Тело Алоизия покоилось в том первом гробу семь лет, то есть до 1598 года. Затем, дабы по прошествии времени останки его не смешались с прахом других усопших, по распоряжению Отца Генерала Клаудио Аквавивы кости были извлечены из большого гроба и переложены в ларец поменьше. Этот ковчег был помещен в той же нише, но выше, в самой стене со стороны улицы. Совершилось это 22 июня 1598 года.
По этому случаю с дозволения отца провинциала, пожелавшего лично присутствовать при этом, были изъяты частицы святых мощей, которые вскоре разошлись по многим городам Италии, а также были отвезены в Польшу и Индии. Сам провинциал взял часть реликвий для себя и оделил ими других просивших. Не могу умолчать и о свидетельстве провинциала: он подтвердил, что кости святого нашли не разрозненными, а сочлененными; они сохранили ту смиренную осанку и кроткий наклон головы, который были столь свойствен Алоизию при жизни. Это зрелище пробудило в очевидцах необычайное чувство благоговения.
В последующие годы, когда Бог начал являть миру святость Своего раба через чудеса, совершавшиеся по его заступничеству, тот же Отец Генерал распорядился извлечь святые мощи из стенной ниши и перенести их в иное, более достойное место, отдельно от прочих захоронений. Во исполнение этого приказания 8 июня 1602 года священные останки были в глубокой тайне перенесены в ризницу, а 1 июля того же года их положили в свинцовый ковчег, помещенный в деревянный ящик, и разместили под подножием алтаря св. Севастиана в той же церкви.
И хотя это перенесение старались совершить как можно более скрытно, не извещая никого, кроме исполнителей, народное благочестие проведало правду. Вскоре верующие отыскали место, где было сокрыто это священное сокровище.
Слава его святости росла во всем мире день ото дня, а чудеса, творимые Богом по его заступничеству, множились. Тогда превосходительный князь дон Франческо Гонзага, маркиз Кастильоне и императорский посол, решил, что место, где покоился его брат, слишком тесно. По его настойчивой просьбе Отец Генерал велел вновь извлечь ковчег; раку открыли, и с дозволения начальствующих маркиз взял несколько малых частиц мощей для светлейшего герцога Мантуи и для самого себя.

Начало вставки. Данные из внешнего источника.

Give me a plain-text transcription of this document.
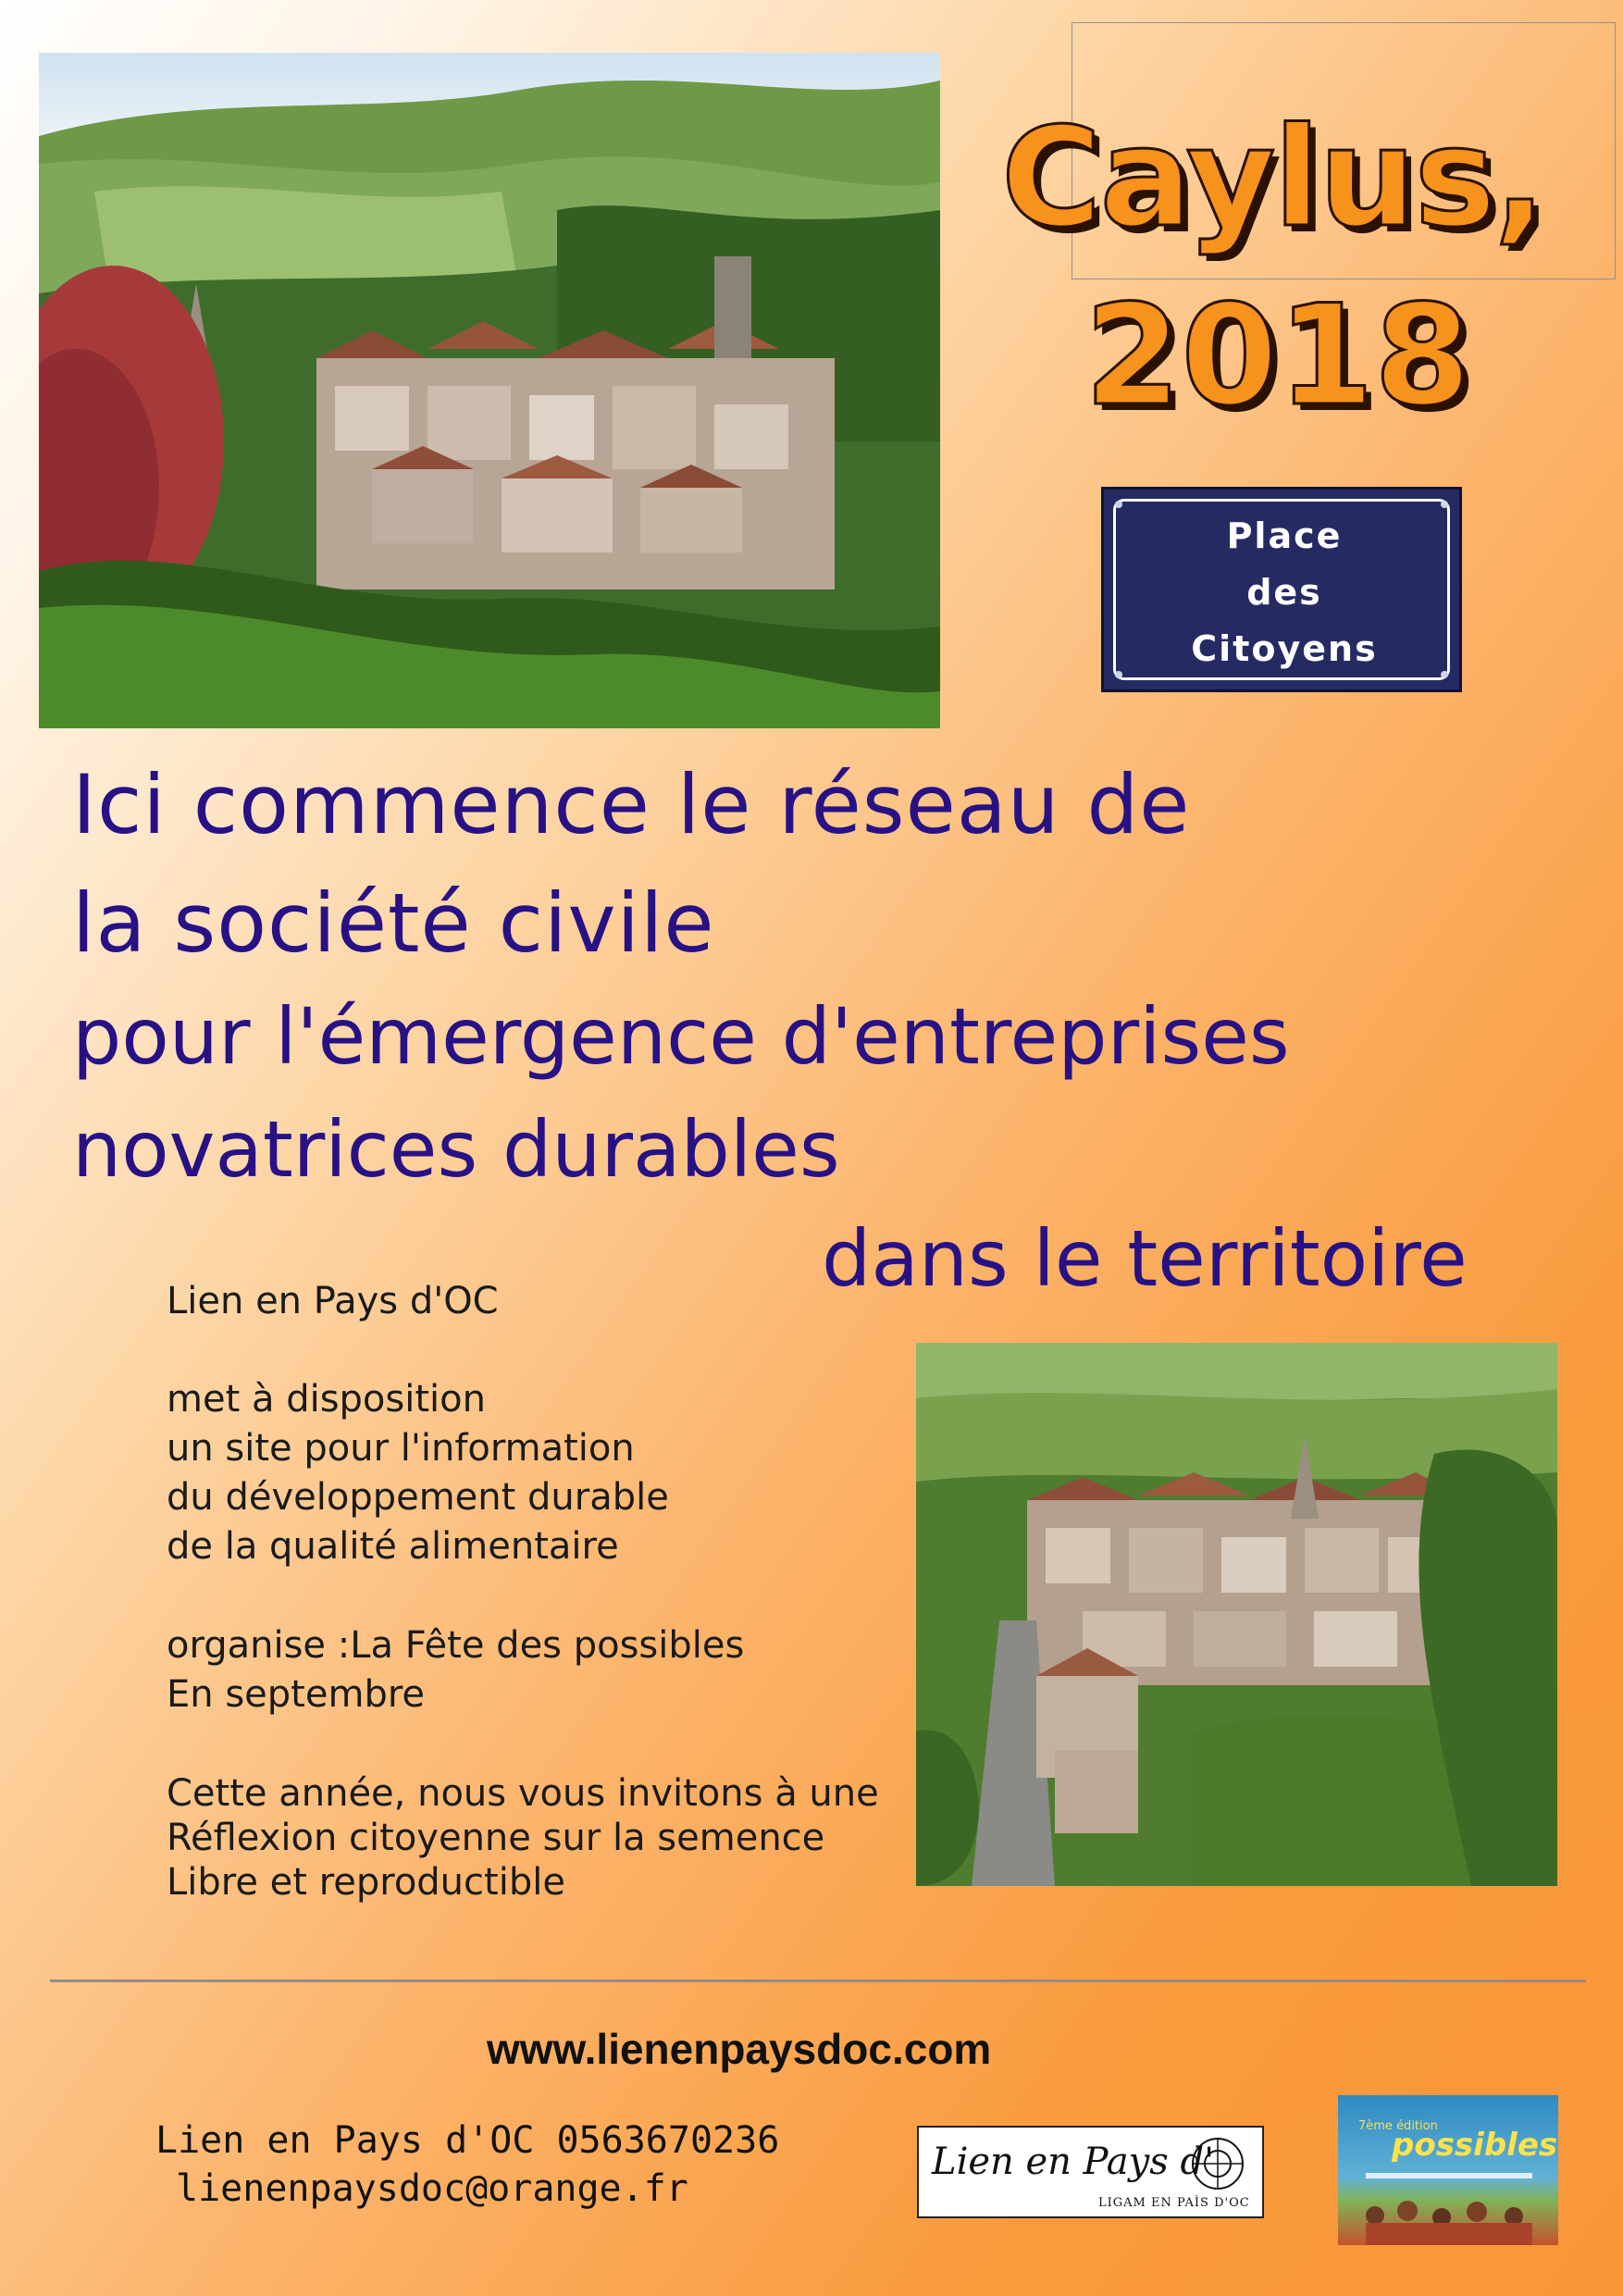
Caylus,
2018
Place
des
Citoyens
Ici commence le réseau de
la société civile
pour l'émergence d'entreprises
novatrices durables
dans le territoire
Lien en Pays d'OC
met à disposition
un site pour l'information
du développement durable
de la qualité alimentaire
organise :La Fête des possibles
En septembre
Cette année, nous vous invitons à une
Réflexion citoyenne sur la semence
Libre et reproductible
www.lienenpaysdoc.com
Lien en Pays d'OC 0563670236
lienenpaysdoc@orange.fr
Lien en Pays d'
LIGAM EN PAÌS D'OC
7ème édition
possibles
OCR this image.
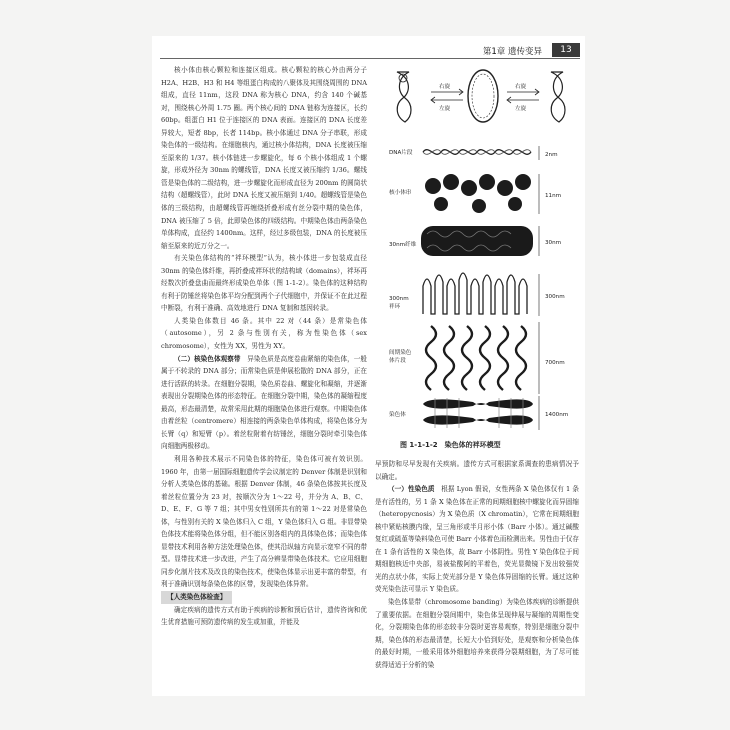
第1章 遗传变异	13

核小体由核心颗粒和连接区组成。核心颗粒的核心外由两分子 H2A、H2B、H3 和 H4 等组蛋白构成的八聚体及其围绕周围的 DNA 组成，直径 11nm，这段 DNA 称为核心 DNA，约含 140 个碱基对，围绕核心外周 1.75 圈。两个核心间的 DNA 链称为连接区，长约 60bp。组蛋白 H1 位于连接区的 DNA 表面。连接区的 DNA 长度差异较大，短者 8bp，长者 114bp。核小体通过 DNA 分子串联，形成染色体的一级结构。在细胞核内，通过核小体结构，DNA 长度被压缩至原来的 1/37。核小体链进一步螺旋化，每 6 个核小体组成 1 个螺旋，形成外径为 30nm 的螺线管，DNA 长度又被压缩约 1/36。螺线管是染色体的二级结构，进一步螺旋化而形成直径为 200nm 的圆筒状结构（超螺线管），此时 DNA 长度又被压缩到 1/40。超螺线管是染色体的三级结构，由超螺线管再缠绕折叠形成有丝分裂中期的染色体，DNA 被压缩了 5 倍，此即染色体的四级结构。中期染色体由两条染色单体构成，直径约 1400nm。这样，经过多级包装，DNA 的长度被压缩至原来的近万分之一。

有关染色体结构的“袢环模型”认为，核小体进一步包装成直径 30nm 的染色体纤维，再折叠成袢环状的结构域（domains），袢环再经数次折叠盘曲而最终形成染色单体（图 1-1-2）。染色体的这种结构有利于防锤丝将染色体平均分配到两个子代细胞中，并保证不在此过程中断裂，有利于准确、高效地进行 DNA 复制和基因转录。

人类染色体数目 46 条。其中 22 对（44 条）是常染色体（autosome），另 2 条与性别有关，称为性染色体（sex chromosome），女性为 XX，男性为 XY。

（二）核染色体观察带　 异染色质是高度卷曲紧缩的染色体，一般属于不转录的 DNA 部分；而常染色质是伸展松散的 DNA 部分，正在进行活跃的转录。在细胞分裂期，染色质卷曲、螺旋化和凝缩，并逐渐表现出分裂期染色体的形态特征。在细胞分裂中期，染色体的凝缩程度最高，形态最清楚，故常采用此期的细胞染色体进行观察。中期染色体由着丝粒（centromere）相连接的两条染色单体构成，将染色体分为长臂（q）和短臂（p）。着丝粒附着有纺锤丝，细胞分裂时牵引染色体向细胞两极移动。

利用各种技术展示不同染色体的特征，染色体可被有效识别。1960 年，由第一届国际细胞遗传学会议制定的 Denver 体制是识别和分析人类染色体的基础。根据 Denver 体制，46 条染色体按其长度及着丝粒位置分为 23 对，按顺次分为 1～22 号，并分为 A、B、C、D、E、F、G 等 7 组；其中男女性别所共有的第 1～22 对是常染色体，与性别有关的 X 染色体归入 C 组，Y 染色体归入 G 组。非显带染色体技术能将染色体分组，但不能区别各组内的具体染色体；而染色体显带技术利用各种方法处理染色体，使其沿纵轴方向显示宽窄不同的带型。显带技术进一步改进，产生了高分辨显带染色体技术。它应用细胞同步化制片技术及改良的染色技术，使染色体显示出更丰富的带型，有利于准确识别每条染色体的区带，发现染色体异常。

【人类染色体检查】

确定疾病的遗传方式有助于疾病的诊断和预后估计，遗传咨询和优生优育措施可预防遗传病的发生或加重，并能及

右旋
左旋
右旋
左旋
DNA片段	2nm
核小体串	11nm
30nm纤维	30nm
300nm
袢环
300nm
间期染色
体片段	700nm
染色体	1400nm
图 1-1-1-2　染色体的袢环模型

早预防和尽早发现有关疾病。遗传方式可根据家系调查的患病情况予以确定。

（一）性染色质　 根据 Lyon 假说，女性两条 X 染色体仅有 1 条是有活性的，另 1 条 X 染色体在正常的间期细胞核中螺旋化而异固缩（heteropycnosis）为 X 染色质（X chromatin），它常在间期细胞核中紧贴核膜内缘，呈三角形或半月形小体（Barr 小体）。通过碱酸复红或硫堇等染料染色可使 Barr 小体着色而检测出来。男性由于仅存在 1 条有活性的 X 染色体，故 Barr 小体阴性。男性 Y 染色体位于间期细胞核近中央部，易被盐酸阿的平着色，荧光显微镜下发出较强荧光的点状小体，实际上荧光部分是 Y 染色体异固缩的长臂。通过这种荧光染色法可显示 Y 染色质。

染色体显带（chromosome banding）为染色体疾病的诊断提供了重要依据。在细胞分裂间期中，染色体呈现伸展与凝缩的周期性变化，分裂期染色体的形态较非分裂时更容易观察，特别是细胞分裂中期，染色体的形态最清楚，长短大小恰到好处，是观察和分析染色体的最好时期，一般采用体外细胞培养来获得分裂期细胞，为了尽可能获得适适于分析的染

Главу святого по распоряжению Отца Генерала передали в римский храм Иль-Джезу, а остальную часть святых мощей 13 мая 1605 года священники собственноручно торжественно перенесли при свете множества факелов и светильников, под пение гимнов и музыку, в капеллу Богоматери той же церкви Благовещения. Мощи были помещены в нишу в стене над полом со стороны Евангелия.
Это перенесение старались совершить как можно более тайно, за закрытыми дверями. Однако едва в храм вошли упомянутый посол с супругой, герцог Поли и другие знатные вельможи, собралось столько народа, что началась давка. Священникам пришлось долгое время удерживать напор толпы, дозволяя людям лобызать святые мощи, поклоняться им и прикладывать к ним свои четки, прежде чем останки были окончательно сокрыты в приготовленной для них нише.
Там сии святые мощи покоятся и поныне, когда я пишу эти строки; над ними помещено изображение блаженного, а вокруг висит множество вотивных приношений. Перед ними всегда теплится неугасимая лампада, и место это окружено великим почитанием — к нему постоянно стекаются паломники.
Ныне же да молится о нас его святая душа на небесах, пока мы здесь, на земле, почитаем его священные реликвии; да испросит он для нас у Господа изобильную благодать и полноту заслуг, дабы соделались мы достойными обетований Воплощенного Слова, Ему же вкупе с Отцом и Святым Духом да будет слава и честь во веки веков. Аминь.
________
1 Сторона Евангелия — левая сторона алтарного пространства (если смотреть от входа в храм).